Friday, September 10, 2010
More on smokin' meat
One of the things about blogging is, you never know when a post is going to strike the chord and engage the readers to comment. I thought this might be the case with a post about bbq, like the one I put up yesterday about making brisket – and I was right. Once that post streamed over to Facebook, there was a nice dialog with comments and suggestions.
The first thing that came to mind as I started seeing the posts was a picture that I had in my head from Labor Day morning as Mary and I set out for breakfast. In the Kite Hollow area of Stanley, a fellow was sitting on the folded down tailgate of his F150, watching intently the barrel shaped smoker grill about 15 feet in front of him.
As we passed, I saw that he had just lit his coals, and was waiting for them to be ready – I guess this was about 9am. This whole thing is a bit like Thanksgiving in the end: the cooking is a big production, and in the end, however things turn out, the food is the centerpiece of a good time in the company of friends and family.
So now, let’s turn to some of the comments coming in.
From my friend Kelly, she mentioned an article about brisket that had appeared in the Washington Post recently. The dish wasn’t prepared as bbq, but the article is one of several that have come out recently about this cut of meat. Maybe it’s a change of season thing.
From Henry – the Labor Day ribs and chix photo that accompanies the post is his – he told me about how he likes using the trash can smoker he made. He sent a link, and this looks like an innovative, somewhat easy way to go if I take the next step with this and need a bigger set up.
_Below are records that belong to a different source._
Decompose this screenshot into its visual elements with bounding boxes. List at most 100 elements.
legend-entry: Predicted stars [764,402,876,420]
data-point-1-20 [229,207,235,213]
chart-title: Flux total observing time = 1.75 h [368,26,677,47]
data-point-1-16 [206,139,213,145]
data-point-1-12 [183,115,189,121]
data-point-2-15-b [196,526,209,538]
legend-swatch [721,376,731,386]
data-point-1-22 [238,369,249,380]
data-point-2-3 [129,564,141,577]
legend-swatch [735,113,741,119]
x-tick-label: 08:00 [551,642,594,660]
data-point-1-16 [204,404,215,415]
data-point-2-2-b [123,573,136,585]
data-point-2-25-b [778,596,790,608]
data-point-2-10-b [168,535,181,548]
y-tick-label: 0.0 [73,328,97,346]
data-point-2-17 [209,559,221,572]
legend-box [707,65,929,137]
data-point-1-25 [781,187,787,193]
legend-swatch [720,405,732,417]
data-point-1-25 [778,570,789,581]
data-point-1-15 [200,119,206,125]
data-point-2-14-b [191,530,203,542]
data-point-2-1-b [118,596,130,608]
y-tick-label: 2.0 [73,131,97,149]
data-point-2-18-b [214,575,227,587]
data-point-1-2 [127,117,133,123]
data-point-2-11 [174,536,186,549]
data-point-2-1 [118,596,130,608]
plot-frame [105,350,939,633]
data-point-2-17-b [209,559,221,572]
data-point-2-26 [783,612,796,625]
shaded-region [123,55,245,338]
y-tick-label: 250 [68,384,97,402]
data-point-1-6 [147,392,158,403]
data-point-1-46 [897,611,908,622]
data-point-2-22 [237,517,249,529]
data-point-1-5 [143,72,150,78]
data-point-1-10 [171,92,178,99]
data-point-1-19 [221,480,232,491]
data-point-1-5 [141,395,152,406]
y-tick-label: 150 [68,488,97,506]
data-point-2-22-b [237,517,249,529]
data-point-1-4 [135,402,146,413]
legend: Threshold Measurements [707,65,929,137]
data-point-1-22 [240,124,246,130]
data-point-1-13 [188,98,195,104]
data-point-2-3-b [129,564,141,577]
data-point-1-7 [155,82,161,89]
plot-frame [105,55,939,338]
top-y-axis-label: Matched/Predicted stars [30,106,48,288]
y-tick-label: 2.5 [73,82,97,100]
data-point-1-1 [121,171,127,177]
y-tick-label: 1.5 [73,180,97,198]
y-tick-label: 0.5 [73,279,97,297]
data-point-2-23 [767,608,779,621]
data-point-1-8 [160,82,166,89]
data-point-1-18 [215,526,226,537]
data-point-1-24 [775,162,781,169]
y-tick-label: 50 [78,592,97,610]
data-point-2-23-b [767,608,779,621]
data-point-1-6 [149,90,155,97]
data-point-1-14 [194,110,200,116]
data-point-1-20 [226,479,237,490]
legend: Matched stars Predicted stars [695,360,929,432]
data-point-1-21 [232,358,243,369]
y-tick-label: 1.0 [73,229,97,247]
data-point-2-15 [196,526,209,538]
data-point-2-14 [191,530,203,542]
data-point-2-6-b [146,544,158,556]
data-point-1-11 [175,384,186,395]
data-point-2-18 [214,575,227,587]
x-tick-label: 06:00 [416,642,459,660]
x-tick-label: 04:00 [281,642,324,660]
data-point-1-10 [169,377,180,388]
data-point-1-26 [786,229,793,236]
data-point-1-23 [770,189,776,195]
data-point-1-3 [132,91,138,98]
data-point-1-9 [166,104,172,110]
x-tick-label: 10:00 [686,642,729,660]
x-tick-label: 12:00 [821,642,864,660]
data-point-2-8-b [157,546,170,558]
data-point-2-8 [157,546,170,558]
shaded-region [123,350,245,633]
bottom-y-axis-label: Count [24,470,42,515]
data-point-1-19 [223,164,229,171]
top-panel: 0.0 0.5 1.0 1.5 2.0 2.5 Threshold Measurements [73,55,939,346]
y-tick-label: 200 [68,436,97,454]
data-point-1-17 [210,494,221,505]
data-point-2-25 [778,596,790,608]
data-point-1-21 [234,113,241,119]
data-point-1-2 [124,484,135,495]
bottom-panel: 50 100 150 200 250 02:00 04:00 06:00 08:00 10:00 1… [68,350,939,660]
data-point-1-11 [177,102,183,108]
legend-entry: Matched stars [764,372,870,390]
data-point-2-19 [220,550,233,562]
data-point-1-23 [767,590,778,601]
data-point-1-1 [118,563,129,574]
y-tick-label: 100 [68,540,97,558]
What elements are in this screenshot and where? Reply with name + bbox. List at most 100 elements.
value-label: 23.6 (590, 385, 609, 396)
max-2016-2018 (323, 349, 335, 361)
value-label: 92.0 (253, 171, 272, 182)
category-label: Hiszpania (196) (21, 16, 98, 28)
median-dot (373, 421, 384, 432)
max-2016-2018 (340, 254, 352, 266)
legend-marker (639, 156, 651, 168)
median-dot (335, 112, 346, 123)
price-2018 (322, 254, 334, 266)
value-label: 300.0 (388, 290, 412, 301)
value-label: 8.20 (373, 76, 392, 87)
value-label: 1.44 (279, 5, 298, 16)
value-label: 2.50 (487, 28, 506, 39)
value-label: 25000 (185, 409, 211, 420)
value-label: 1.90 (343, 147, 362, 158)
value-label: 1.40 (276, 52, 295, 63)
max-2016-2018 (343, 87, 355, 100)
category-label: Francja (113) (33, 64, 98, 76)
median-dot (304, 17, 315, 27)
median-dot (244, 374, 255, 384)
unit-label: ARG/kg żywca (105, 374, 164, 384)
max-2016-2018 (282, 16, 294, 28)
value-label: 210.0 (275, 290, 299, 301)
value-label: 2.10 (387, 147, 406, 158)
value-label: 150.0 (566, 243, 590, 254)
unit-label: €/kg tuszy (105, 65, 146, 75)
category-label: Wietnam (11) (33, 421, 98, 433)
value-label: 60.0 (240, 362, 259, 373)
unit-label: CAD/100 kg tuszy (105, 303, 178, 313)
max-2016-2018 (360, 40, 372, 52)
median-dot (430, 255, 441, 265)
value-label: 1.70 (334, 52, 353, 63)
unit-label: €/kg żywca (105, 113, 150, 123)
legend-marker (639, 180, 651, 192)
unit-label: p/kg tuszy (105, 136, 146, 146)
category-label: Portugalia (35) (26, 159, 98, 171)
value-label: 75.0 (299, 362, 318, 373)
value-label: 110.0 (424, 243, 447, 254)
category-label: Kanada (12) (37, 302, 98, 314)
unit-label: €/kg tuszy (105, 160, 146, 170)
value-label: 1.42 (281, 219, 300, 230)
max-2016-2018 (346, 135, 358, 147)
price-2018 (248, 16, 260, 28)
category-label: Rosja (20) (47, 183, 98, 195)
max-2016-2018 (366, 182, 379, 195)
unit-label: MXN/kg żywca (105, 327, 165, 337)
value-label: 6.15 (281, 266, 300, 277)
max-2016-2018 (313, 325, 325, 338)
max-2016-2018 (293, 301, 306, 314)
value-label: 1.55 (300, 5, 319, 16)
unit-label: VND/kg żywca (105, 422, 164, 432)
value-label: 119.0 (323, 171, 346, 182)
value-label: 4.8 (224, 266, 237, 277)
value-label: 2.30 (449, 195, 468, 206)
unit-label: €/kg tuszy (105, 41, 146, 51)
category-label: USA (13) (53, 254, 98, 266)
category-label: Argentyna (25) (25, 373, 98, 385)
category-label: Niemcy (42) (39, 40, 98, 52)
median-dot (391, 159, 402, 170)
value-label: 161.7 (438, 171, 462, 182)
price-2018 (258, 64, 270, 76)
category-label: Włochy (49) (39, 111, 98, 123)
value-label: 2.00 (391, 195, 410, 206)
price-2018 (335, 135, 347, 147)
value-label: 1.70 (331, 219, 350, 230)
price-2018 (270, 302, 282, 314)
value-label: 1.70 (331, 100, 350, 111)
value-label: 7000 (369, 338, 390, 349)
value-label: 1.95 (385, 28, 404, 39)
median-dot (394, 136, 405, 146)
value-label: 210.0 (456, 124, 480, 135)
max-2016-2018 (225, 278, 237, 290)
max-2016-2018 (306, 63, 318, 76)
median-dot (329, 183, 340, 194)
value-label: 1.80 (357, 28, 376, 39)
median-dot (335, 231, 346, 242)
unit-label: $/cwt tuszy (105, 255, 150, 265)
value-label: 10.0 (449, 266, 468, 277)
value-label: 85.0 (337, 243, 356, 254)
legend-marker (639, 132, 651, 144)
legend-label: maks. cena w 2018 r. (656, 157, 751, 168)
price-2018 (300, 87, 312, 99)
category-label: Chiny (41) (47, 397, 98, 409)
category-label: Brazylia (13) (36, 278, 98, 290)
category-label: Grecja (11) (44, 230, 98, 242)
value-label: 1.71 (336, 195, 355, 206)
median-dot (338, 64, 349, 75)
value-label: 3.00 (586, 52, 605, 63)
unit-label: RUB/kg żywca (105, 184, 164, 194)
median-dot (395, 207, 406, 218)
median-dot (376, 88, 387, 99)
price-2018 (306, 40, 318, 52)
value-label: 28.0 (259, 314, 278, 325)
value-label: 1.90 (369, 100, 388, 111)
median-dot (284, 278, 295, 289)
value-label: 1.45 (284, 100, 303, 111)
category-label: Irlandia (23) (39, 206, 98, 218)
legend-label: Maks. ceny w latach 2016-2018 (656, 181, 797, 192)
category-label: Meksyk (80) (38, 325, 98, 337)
Actually a web search will yield a lot of interesting stuff about this cooking method, including tons of YouTube videos and other how-to’s…I have the spare mini-Weber I can adapt for this.
From Wes, there were some suggestions about technique and types of wood smoke to use:
“I recommend Mesquite wood for brisket, smoking it at 200-225 degrees about 1-1.5 hours per pound... low and slow will make the meat tender. Leave the fat on the top.. I cook it in a tin pan which will catch the drippings and keep the meat moist. I have used both marinades and dry rubs with good results. Try the BBQ Forum http://www.thebbqforum.com/ for some great info and recipes.”
When I told him that I wanted to emphasize hickory, since it is growing on the property, he replied, “Hickory is great for pork, chicken and turkey. When you do the pork loin, try mixing the hickory with the apple and oak if you can get it. Put a good pork rub on it the night before and smoke it to 160 degrees...it will dry out if you get it much hotter. You can usually get a bag of Mesquite chunks at Home Depot or Walmart for about $5.”
Then by email last night, a note from Bill in Tampa, who’s going to be in town next week. He wrote, “…saw your blog entry that you are doing some barbecuing; we'll have to discuss this and talk technique next week. I got a Big Green Egg several years ago and have enjoyed it very much. I have done several briskets, I always have liked the flavor but wish it was a little less dry. I have white oak, red oak, hickory, pecan, orange tree and Jack Daniels barrels to smoke with and they all have such great flavor. It is very cool that you have access to hickory and apple trees.”
I should mention that we also have white oak on the property, too. I've got red oak in Alexandria - there are always branches and trunks coming down so it should be easy to come by. So I have apple, hickory, and red and white oak to work with. That makes a lot of opportunity to experiment with methods and flavors...Something to look forward to.